Довлевшие над мыслью Г. И. Челпанова категориальные схемы традиционной вундтовской психологии ограничивали восприятие им новых идей лишь областью метода. Тем временем под влиянием феноменологических идей Ф. Брентано и Э. Гуссерля зарождаются все новые психологические направления, не оставляющие к себе равнодушным и Г. И. Челпанова. Под их влиянием он пишет последнюю дореволюционную работу «Об аналитическом методе в психологии», название которой вполне созвучно и задаче автора—разработать теорию субъективного метода в психологии как способ «установления отношений между отдельными психологическими переживаниями» [956]956
  Челпанов Г. И. Об аналитическом методе в психологии//Психологическое обозоение. 1917. № 1. С. 6.


[Закрыть]
с целью систематизации элементарных состояний сознания. Влияние феноменологии лишь незначительно изменяло содержательные представления автора: от простейших элементов сознания—к простейшим состояниям. Смысл же этого влияния вновь ограничивался рамками обоснования метода.
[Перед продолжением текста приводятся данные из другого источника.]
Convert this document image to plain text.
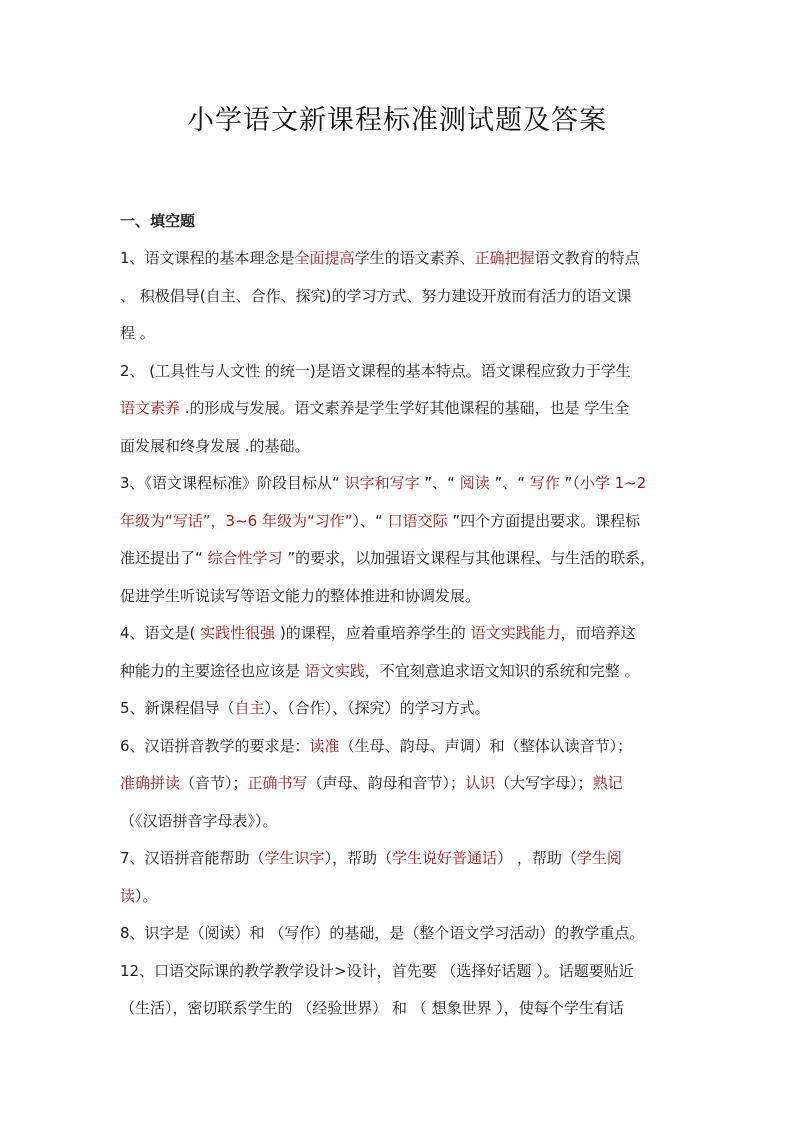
小学语文新课程标准测试题及答案
一、填空题

1、语文课程的基本理念是全面提高学生的语文素养、正确把握语文教育的特点

、 积极倡导(自主、合作、探究)的学习方式、努力建设开放而有活力的语文课

程 。

2、 (工具性与人文性 的统一)是语文课程的基本特点。语文课程应致力于学生

语文素养 .的形成与发展。语文素养是学生学好其他课程的基础，也是 学生全

面发展和终身发展 .的基础。

3、《语文课程标准》阶段目标从“ 识字和写字 ”、“ 阅读 ”、“ 写作 ”（小学 1~2

年级为“写话”，3~6 年级为“习作”）、“ 口语交际 ”四个方面提出要求。课程标

准还提出了“ 综合性学习 ”的要求，以加强语文课程与其他课程、与生活的联系，

促进学生听说读写等语文能力的整体推进和协调发展。

4、语文是( 实践性很强 )的课程，应着重培养学生的 语文实践能力，而培养这

种能力的主要途径也应该是 语文实践，不宜刻意追求语文知识的系统和完整 。

5、新课程倡导（自主）、（合作）、（探究）的学习方式。

6、汉语拼音教学的要求是：读准（生母、韵母、声调）和（整体认读音节）；

准确拼读（音节）；正确书写（声母、韵母和音节）；认识（大写字母）；熟记

（《汉语拼音字母表》）。

7、汉语拼音能帮助（学生识字），帮助（学生说好普通话） ，帮助（学生阅

读）。

8、识字是（阅读）和 （写作）的基础，是（整个语文学习活动）的教学重点。

12、口语交际课的教学教学设计>设计，首先要 （选择好话题 ）。话题要贴近

（生活），密切联系学生的 （经验世界） 和 （ 想象世界 ），使每个学生有话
Осмысление феноменологии как нового онтологического основания Вюрцбургской школой, а впоследствии и таким влиятельным направлением XX в., как гештальтпсихология, рождало принципиально новые теоретические конструкции. Скованность же научного мышления старыми схемами приводила к тому, что новые течения воспринимались лишь как дополнительная возможность обоснования отживающих представлений о методе.
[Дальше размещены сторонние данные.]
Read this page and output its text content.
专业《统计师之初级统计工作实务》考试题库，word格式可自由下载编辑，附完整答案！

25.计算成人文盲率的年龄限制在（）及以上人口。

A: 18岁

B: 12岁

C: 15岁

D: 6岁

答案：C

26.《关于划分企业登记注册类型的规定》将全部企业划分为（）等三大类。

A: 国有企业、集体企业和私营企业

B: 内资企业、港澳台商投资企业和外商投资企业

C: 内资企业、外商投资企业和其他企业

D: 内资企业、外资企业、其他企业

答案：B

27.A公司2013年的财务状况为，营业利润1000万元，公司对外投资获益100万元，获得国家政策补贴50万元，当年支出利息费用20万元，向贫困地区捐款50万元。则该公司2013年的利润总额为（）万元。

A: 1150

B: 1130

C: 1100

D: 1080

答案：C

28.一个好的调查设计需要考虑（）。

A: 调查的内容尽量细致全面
Какие же открытия были сделаны Вюрцбургской школой благодаря ее переориентации на идеи Ф. Брентано и Э. Гуссерля?

Прежде всего следует отметить принципиально новый подход этой школы к проблеме содержания мыслительного процесса. В ее исследованиях обнаружился факт наличия особых элементов мышления, не несущих в себе образного содержания и поэтому получивших название безобразных или ненаглядных. Этот факт, явно не укладывавшийся в объяснительные схемы традиционной психологии с ее сенсуалистической ориентацией на сведение сознания к сенсорным первоэлементам, мог быть объяснен, исходя из заложенного Ф. Брентано принципа предметности сознания и выдвинутого затем тезиса Э. Гуссерля о том, что непосредственно воспринимаемыми феноменами сознания могут быть помимо чувственных образов сущности вещей. Это понятие поразному переводилось на язык психологических концептов—от «знаемости» у Н. Аха до «мыслей» у А. Мессера и К. Бюлера. Общая же логика движения от понятия ненаглядности к понятию мысли выражает введение такой новой единицы мышления, как предметное значение и смысл.